Articolo di Sofia Lincos e di Giuseppe Stilo


Per lungo tempo il Corriere della Sera ha tenuto una rubrichetta intitolata “Riviste e giornali” in cui pubblicava notizie, storie curiose e aneddoti “rubacchiati” altrove. Il breve pezzo che ci interessa uscì nell’edizione del 15 gennaio 1910:


Il Rappel narra un macabro e comicissimo aneddoto. Un polacco legò la sua fortuna ad un parente, a condizione che facesse trasportare il suo corpo nella città natale. Muore. L’erede, temendo spese troppo ingenti per il trasporto del cadavere, si mette d’accordo col capotreno per porlo in un vagone normale.

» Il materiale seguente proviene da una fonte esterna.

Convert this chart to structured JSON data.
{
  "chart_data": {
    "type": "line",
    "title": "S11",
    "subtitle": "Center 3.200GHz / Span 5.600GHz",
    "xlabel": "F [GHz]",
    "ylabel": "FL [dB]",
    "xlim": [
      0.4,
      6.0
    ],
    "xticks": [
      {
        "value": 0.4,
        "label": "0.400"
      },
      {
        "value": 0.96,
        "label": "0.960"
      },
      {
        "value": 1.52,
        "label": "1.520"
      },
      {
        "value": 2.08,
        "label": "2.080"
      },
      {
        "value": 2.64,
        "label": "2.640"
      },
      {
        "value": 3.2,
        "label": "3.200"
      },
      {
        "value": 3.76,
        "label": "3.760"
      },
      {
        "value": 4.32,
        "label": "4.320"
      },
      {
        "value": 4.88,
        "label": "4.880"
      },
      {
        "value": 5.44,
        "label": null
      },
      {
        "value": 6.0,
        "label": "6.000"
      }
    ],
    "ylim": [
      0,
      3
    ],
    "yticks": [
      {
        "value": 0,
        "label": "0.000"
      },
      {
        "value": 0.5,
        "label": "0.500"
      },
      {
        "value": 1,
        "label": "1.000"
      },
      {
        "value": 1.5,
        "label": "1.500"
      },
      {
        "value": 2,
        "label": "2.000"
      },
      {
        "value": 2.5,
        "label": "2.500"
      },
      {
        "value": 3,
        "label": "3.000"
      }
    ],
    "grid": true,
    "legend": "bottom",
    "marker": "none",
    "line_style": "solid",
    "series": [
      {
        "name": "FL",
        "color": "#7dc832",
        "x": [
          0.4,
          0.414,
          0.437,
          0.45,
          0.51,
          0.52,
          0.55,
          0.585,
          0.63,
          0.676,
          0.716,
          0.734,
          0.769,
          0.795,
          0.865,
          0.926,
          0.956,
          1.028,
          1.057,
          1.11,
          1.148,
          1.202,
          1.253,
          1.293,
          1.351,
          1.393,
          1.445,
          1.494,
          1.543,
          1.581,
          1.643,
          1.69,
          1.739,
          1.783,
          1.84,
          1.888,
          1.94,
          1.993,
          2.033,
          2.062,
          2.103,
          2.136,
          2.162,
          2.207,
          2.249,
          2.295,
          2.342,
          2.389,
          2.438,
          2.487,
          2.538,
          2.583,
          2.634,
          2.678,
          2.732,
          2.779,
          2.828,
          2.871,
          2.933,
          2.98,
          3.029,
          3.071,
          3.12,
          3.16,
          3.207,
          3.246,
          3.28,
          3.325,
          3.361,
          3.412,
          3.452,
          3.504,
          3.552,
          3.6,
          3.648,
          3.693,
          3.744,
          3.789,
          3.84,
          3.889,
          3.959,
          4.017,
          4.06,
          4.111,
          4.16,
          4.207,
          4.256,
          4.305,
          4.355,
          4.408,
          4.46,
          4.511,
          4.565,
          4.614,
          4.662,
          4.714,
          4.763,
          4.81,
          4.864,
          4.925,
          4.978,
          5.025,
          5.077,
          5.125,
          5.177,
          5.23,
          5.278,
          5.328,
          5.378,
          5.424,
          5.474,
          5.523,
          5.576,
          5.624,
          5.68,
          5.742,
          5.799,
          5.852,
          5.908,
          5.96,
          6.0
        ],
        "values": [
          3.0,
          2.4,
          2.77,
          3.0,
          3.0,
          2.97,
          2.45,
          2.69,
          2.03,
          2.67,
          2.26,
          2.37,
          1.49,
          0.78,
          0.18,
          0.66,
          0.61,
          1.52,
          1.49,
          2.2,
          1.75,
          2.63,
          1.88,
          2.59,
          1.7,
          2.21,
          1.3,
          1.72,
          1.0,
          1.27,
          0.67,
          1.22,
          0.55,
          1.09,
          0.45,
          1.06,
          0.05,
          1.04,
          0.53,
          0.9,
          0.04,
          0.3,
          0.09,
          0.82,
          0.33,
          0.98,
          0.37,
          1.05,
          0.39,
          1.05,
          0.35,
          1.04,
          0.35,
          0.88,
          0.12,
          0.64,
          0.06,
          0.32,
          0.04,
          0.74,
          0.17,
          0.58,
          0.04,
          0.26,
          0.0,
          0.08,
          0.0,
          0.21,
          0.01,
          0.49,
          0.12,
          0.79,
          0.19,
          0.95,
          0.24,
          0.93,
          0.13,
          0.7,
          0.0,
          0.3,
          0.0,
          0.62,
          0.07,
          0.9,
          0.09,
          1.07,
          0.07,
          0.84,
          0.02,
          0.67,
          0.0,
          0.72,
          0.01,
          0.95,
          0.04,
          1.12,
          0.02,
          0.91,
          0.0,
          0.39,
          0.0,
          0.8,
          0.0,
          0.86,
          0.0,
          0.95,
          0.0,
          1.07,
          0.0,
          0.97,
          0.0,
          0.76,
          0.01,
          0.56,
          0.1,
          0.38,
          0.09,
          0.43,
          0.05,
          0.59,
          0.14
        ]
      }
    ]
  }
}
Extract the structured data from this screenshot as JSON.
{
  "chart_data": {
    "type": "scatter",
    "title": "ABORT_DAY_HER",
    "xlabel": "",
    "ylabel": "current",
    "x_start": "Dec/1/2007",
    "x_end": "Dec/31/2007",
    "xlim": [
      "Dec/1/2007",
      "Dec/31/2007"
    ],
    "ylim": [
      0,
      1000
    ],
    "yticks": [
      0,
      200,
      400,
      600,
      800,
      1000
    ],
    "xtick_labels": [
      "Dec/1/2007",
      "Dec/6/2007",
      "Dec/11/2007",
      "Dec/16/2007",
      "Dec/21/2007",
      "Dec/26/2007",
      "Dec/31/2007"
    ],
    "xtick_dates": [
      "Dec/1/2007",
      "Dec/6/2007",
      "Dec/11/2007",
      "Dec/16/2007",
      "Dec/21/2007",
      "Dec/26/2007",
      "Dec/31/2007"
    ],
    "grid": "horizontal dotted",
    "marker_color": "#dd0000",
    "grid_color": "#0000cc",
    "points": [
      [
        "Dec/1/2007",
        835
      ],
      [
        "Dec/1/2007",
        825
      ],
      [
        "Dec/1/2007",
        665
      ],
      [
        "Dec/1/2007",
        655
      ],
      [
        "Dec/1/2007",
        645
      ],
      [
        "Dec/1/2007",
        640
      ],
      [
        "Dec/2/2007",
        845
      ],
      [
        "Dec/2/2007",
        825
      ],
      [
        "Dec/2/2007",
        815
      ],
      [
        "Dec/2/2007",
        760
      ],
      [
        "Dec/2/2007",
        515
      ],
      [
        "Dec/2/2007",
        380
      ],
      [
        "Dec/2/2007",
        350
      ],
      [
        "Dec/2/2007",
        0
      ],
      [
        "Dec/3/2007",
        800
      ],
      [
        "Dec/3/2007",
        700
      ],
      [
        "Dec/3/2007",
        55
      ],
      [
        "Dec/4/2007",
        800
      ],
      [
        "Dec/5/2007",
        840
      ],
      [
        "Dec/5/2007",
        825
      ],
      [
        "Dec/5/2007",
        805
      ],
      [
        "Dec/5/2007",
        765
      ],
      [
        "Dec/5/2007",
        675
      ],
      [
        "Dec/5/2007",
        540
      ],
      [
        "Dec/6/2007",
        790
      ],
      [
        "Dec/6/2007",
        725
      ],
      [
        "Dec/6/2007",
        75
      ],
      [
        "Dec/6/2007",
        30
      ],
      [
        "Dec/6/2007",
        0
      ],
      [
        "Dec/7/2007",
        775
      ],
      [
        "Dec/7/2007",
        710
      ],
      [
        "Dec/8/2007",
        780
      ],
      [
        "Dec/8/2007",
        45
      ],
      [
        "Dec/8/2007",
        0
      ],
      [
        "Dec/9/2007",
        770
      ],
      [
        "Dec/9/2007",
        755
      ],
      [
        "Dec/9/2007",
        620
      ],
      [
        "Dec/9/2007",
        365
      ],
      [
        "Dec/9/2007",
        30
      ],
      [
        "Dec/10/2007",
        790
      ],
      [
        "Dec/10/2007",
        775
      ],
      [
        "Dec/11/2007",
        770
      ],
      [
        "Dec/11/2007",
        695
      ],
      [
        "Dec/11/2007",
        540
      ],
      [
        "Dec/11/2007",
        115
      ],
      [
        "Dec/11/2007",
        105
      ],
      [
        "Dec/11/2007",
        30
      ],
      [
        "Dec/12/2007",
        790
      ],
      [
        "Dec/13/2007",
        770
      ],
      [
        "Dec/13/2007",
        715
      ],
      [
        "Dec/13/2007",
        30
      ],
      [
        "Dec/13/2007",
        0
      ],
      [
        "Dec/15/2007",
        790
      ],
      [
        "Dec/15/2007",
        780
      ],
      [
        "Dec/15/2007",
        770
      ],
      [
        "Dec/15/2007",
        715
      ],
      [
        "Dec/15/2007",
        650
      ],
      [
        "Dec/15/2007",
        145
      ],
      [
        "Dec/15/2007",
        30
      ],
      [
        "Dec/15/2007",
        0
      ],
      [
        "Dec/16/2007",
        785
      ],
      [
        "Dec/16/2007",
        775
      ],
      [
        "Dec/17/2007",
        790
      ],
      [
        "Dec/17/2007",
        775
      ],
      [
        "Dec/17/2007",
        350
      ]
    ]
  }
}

Il morto è posto nell’angolo di un compartimento, nell’atteggiamento più naturale del mondo, con un grosso sigaro in bocca. Ad una stazione sale un viaggiatore. Per fare conversazione col vicino gli domanda un cerino; l’altro tace. Il viaggiatore insiste. L’altro continua “a fare il morto”. Il viaggiatore va su tutte le furie, lo prende per un braccio e lo scuote violentemente, l’altro cade a terra inerte. Il viaggiatore constata che è morto e temendo che lo accusino di assassinio, apre lo sportello e getta il cadavere sulla linea. Il viaggio termina e il conduttore viene a prendere il “suo pacco”. Oh meraviglia! Non vede più che una persona viva! Tremante, domanda al viaggiatore che cosa è avvenuto del suo compagno di viaggio, e l’interpellato, placido, risponde: “Oh, è sceso all’ultima stazione”.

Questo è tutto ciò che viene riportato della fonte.